Un juge bloque l'interdiction de l'asile à la frontière sud des États-Unis par Trump

Un tribunal fédéral a jugé que le président Donald Trump avait outrepassé son autorité en interdisant les demandes d'asile à la frontière sud des États-Unis, dans le cadre de sa répression plus large de l'immigration.
Mercredi, le juge de district américain Randolph Moss a averti que les actions de Trump menaçaient de créer un « système d'immigration alternatif décrété par le président » distinct des lois établies par le Congrès.
Le pays avait auparavant inscrit le droit d'asile dans ses lois. Mais le 20 janvier, lors de son second mandat, le président Trump a publié une proclamation invoquant la loi sur l'immigration et la nationalité (INA).
« Cette autorité », a écrit Trump, « inclut nécessairement le droit de refuser l’entrée physique des étrangers aux États-Unis et d’imposer des restrictions à l’accès à certaines parties du système d’immigration. »
Mais le juge Moss, nommé par l'ancien président Barack Obama, a réfuté cette affirmation dans sa décision de 128 pages (PDF) .
« Rien dans l’INA ou dans la Constitution n’accorde au Président ou à ses délégués l’autorité absolue affirmée dans la Proclamation », a écrit Moss.
Il a souligné que le président n’avait pas le pouvoir de « remplacer les règles et procédures complètes » de la loi américaine sur l’immigration par un « régime extra-statutaire et extra-réglementaire ».
L'asile est la procédure par laquelle une personne demande une protection sur un territoire étranger lorsqu'elle craint d'être persécutée ou d'être victime de violence. Bien que les demandes d'asile soient soumises à des critères d'acceptation très stricts, les candidats retenus sont autorisés à rester dans le pays.
Mais Trump a présenté l’immigration à travers la frontière sud des États-Unis avec le Mexique comme une « invasion » menée par des puissances étrangères.
Il a utilisé ce raisonnement pour justifier le recours aux pouvoirs d’urgence pour suspendre des droits comme l’asile.
Le juge Moss a toutefois estimé que la suspension de l’asile pourrait entraîner des préjudices importants pour les personnes confrontées à la persécution.
« Il existe une forte possibilité que la poursuite de la mise en œuvre de la Proclamation pendant la durée d’un appel prive effectivement des dizaines de milliers de personnes des procédures légales auxquelles elles ont droit », a écrit Moss.
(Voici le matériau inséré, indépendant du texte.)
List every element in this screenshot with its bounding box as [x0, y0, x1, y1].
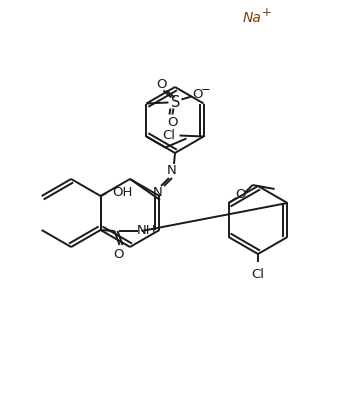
- Text: S: S: [171, 95, 180, 110]
- Text: O: O: [156, 78, 167, 91]
- Text: +: +: [262, 6, 272, 20]
- Text: O: O: [192, 88, 203, 101]
- Text: O: O: [113, 248, 124, 261]
- Text: OH: OH: [112, 187, 133, 199]
- Text: N: N: [153, 187, 163, 199]
- Text: O: O: [167, 116, 178, 129]
- Text: Cl: Cl: [163, 129, 176, 142]
- Text: O: O: [235, 189, 246, 201]
- Text: N: N: [167, 164, 177, 178]
- Text: NH: NH: [137, 224, 156, 238]
- Text: −: −: [201, 83, 210, 96]
- Text: Cl: Cl: [252, 268, 265, 281]
- Text: Na: Na: [243, 11, 262, 25]
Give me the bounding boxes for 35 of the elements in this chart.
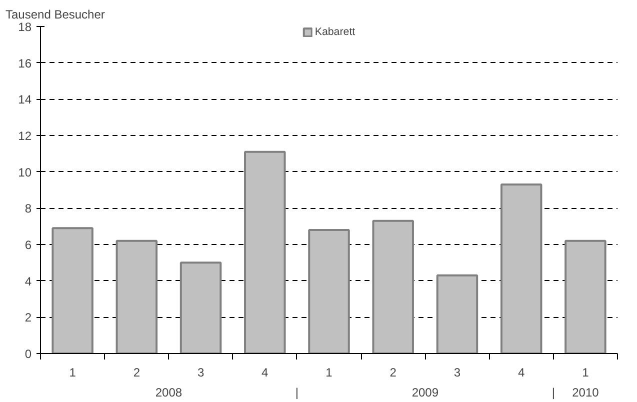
bar [308, 228, 350, 354]
y-tick-label: 10 [18, 165, 32, 180]
x-tick-label: 1 [69, 366, 76, 380]
y-tick-label: 0 [24, 347, 32, 361]
x-tick-label: 3 [454, 366, 461, 380]
text: 2009 [412, 386, 439, 400]
bar [564, 240, 606, 354]
y-axis-title: Tausend Besucher [6, 8, 105, 22]
bar [116, 240, 158, 354]
y-tick-label: 6 [24, 238, 32, 252]
x-tick-label: 4 [262, 366, 269, 380]
bar [436, 274, 478, 354]
bar [500, 184, 542, 354]
x-tick-label: 3 [197, 366, 204, 380]
x-tick-label: 2 [390, 366, 397, 380]
y-tick-label: 4 [24, 274, 32, 288]
x-tick-label: 1 [582, 366, 590, 380]
bar [180, 262, 222, 354]
bar [244, 150, 286, 354]
bar [52, 227, 94, 354]
text: 2008 [155, 386, 182, 400]
legend-label: Kabarett [314, 26, 356, 38]
y-tick-label: 14 [18, 92, 32, 107]
text: | [552, 386, 555, 400]
y-tick-label: 12 [18, 129, 32, 143]
x-tick-label: 4 [518, 366, 525, 380]
y-tick-label: 16 [18, 56, 32, 70]
y-tick-label: 2 [24, 310, 32, 325]
x-tick-label: 2 [133, 366, 140, 380]
bar [372, 220, 414, 354]
y-tick-label: 8 [24, 202, 32, 216]
text: | [295, 386, 299, 400]
x-tick-label: 1 [326, 366, 333, 380]
text: 2010 [572, 386, 600, 400]
y-tick-label: 18 [18, 20, 32, 34]
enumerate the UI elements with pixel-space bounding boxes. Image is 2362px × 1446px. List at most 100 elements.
Il a néanmoins accordé à l'administration Trump un délai de 14 jours pour faire appel. L'administration devrait le faire.
« Un juge de district local n'a aucune autorité pour empêcher le président Trump et les États-Unis de sécuriser notre frontière contre le flot d'étrangers tentant d'entrer illégalement », a déclaré la porte-parole de la Maison Blanche, Abigail Jackson, en réaction à la décision de mercredi. « Nous espérons être acquittés en appel. »
Dans des documents judiciaires, l’administration avait également fait valoir qu’elle était seule en droit de déterminer si les États-Unis étaient ou non confrontés à une invasion.
« La détermination selon laquelle les États-Unis sont confrontés à une invasion est une question politique non révisable », ont écrit les avocats du gouvernement.
Le juge Moss a exprimé sa sympathie pour un autre argument de l’administration selon lequel le système de traitement des demandes d’asile était tout simplement submergé de demandes.
« La Cour reconnaît que le pouvoir exécutif est confronté à d’énormes défis pour prévenir et dissuader l’entrée illégale aux États-Unis et pour statuer sur l’énorme arriéré de demandes d’asile de ceux qui sont entrés dans le pays », a-t-il écrit.
Mais, a-t-il conclu, les lois américaines n’accordent pas au président Trump « l’autorité unilatérale de limiter les droits des étrangers présents aux États-Unis à demander l’asile ».
Cette décision fait suite à une plainte collective déposée par des groupes de défense des droits des immigrants, notamment le Florence Project, le Las Americas Immigrant Advocacy Center et le RAICES.
L'Union américaine pour les libertés civiles a salué la décision de mercredi, la qualifiant d'étape importante dans la protection des pouvoirs du Congrès à adopter des lois – et dans la protection des droits des immigrants.
« Le président ne peut pas effacer les lois votées par le Congrès simplement en prétendant que les demandeurs d’asile sont des envahisseurs », a déclaré Lee Gelernt, avocat de l’ACLU, aux médias américains.